From: chris on
Hi,

Is there a way to create a private communicate to another user through
a terminal? I know wall command can broadcast the msg, but everyone
on a terminal will see it. I never try "talk" command & don't know
exactly how it works, and I think there is a way to do a 2-way
communication on a terminal. Any suggestions/ideas are appreciated.

# who

oracle pts/1 May 5 10:33 (MrA.abc.com)
root pts/2 May 5 10:40 (MrB.abc.com)

TIA,
-Chris
From: h.stroph on
In news:6e843ef7-1c9f-45d6-91b1-818224f30116(a)i36g2000prf.googlegroups.com,
chris <lazyboy_2k(a)yahoo.com> typed:

> I never try "talk" command & don't know exactly how it works, ...

man talk


From: Theo v. Werkhoven on
The carbonbased lifeform chris inspired comp.unix.shell with:
> Hi,
>
> Is there a way to create a private communicate to another user through
> a terminal? I know wall command can broadcast the msg, but everyone
> on a terminal will see it. I never try "talk" command & don't know
> exactly how it works, and I think there is a way to do a 2-way
> communication on a terminal. Any suggestions/ideas are appreciated.

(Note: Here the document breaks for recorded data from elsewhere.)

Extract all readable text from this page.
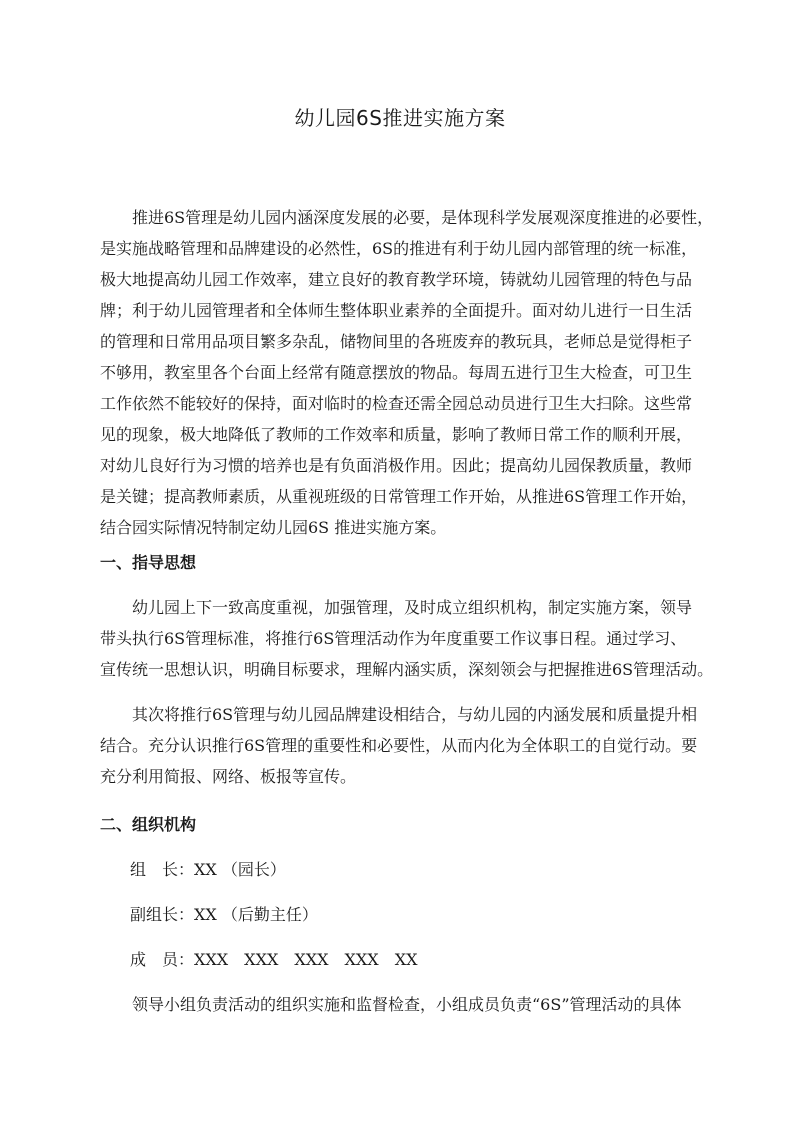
幼儿园6S推进实施方案
推进6S管理是幼儿园内涵深度发展的必要，是体现科学发展观深度推进的必要性，
是实施战略管理和品牌建设的必然性，6S的推进有利于幼儿园内部管理的统一标准，
极大地提高幼儿园工作效率，建立良好的教育教学环境，铸就幼儿园管理的特色与品
牌；利于幼儿园管理者和全体师生整体职业素养的全面提升。面对幼儿进行一日生活
的管理和日常用品项目繁多杂乱，储物间里的各班废弃的教玩具，老师总是觉得柜子
不够用，教室里各个台面上经常有随意摆放的物品。每周五进行卫生大检查，可卫生
工作依然不能较好的保持，面对临时的检查还需全园总动员进行卫生大扫除。这些常
见的现象，极大地降低了教师的工作效率和质量，影响了教师日常工作的顺利开展，
对幼儿良好行为习惯的培养也是有负面消极作用。因此；提高幼儿园保教质量，教师
是关键；提高教师素质，从重视班级的日常管理工作开始，从推进6S管理工作开始，
结合园实际情况特制定幼儿园6S 推进实施方案。
一、指导思想
幼儿园上下一致高度重视，加强管理，及时成立组织机构，制定实施方案，领导
带头执行6S管理标准，将推行6S管理活动作为年度重要工作议事日程。通过学习、
宣传统一思想认识，明确目标要求，理解内涵实质，深刻领会与把握推进6S管理活动。
其次将推行6S管理与幼儿园品牌建设相结合，与幼儿园的内涵发展和质量提升相
结合。充分认识推行6S管理的重要性和必要性，从而内化为全体职工的自觉行动。要
充分利用简报、网络、板报等宣传。
二、组织机构
组　长：XX （园长）
副组长：XX （后勤主任）
成　员：XXX　XXX　XXX　XXX　XX
领导小组负责活动的组织实施和监督检查，小组成员负责“6S”管理活动的具体
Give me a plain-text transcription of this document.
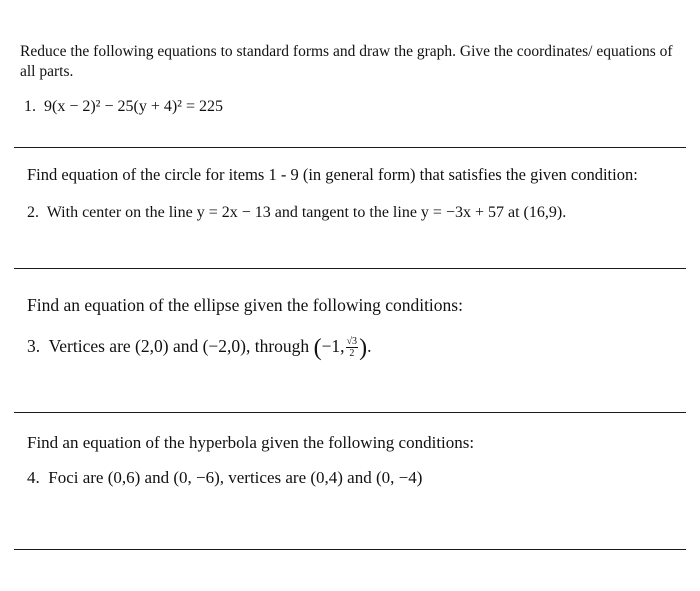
Reduce the following equations to standard forms and draw the graph. Give the coordinates/ equations of all parts.
1. 9(x − 2)² − 25(y + 4)² = 225
Find equation of the circle for items 1 - 9 (in general form) that satisfies the given condition:
2. With center on the line y = 2x − 13 and tangent to the line y = −3x + 57 at (16,9).
Find an equation of the ellipse given the following conditions:
3. Vertices are (2,0) and (−2,0), through (−1, $\frac{√3}{2}$ ).
Find an equation of the hyperbola given the following conditions:
4. Foci are (0,6) and (0, −6), vertices are (0,4) and (0, −4)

The one-2-one version of wall is write(1)

> # who
>
> oracle pts/1 May 5 10:33 (MrA.abc.com)
> root pts/2 May 5 10:40 (MrB.abc.com)

So for you as root that would be 'write oracle' or 'write oracle pts/1' if the
user is logged in more than once.
The addressed user needs to run his own write to reply, so user oracle
would do 'write root pts/2'
End communication with ^D from both sides.
Talk is more like IM, but it needs a talkd daemon afaik, and it's less
generally available than write.
If a user doesn't want to be disturbed, he can use 'mesg n' to disable
write or talk from writing on his terminal.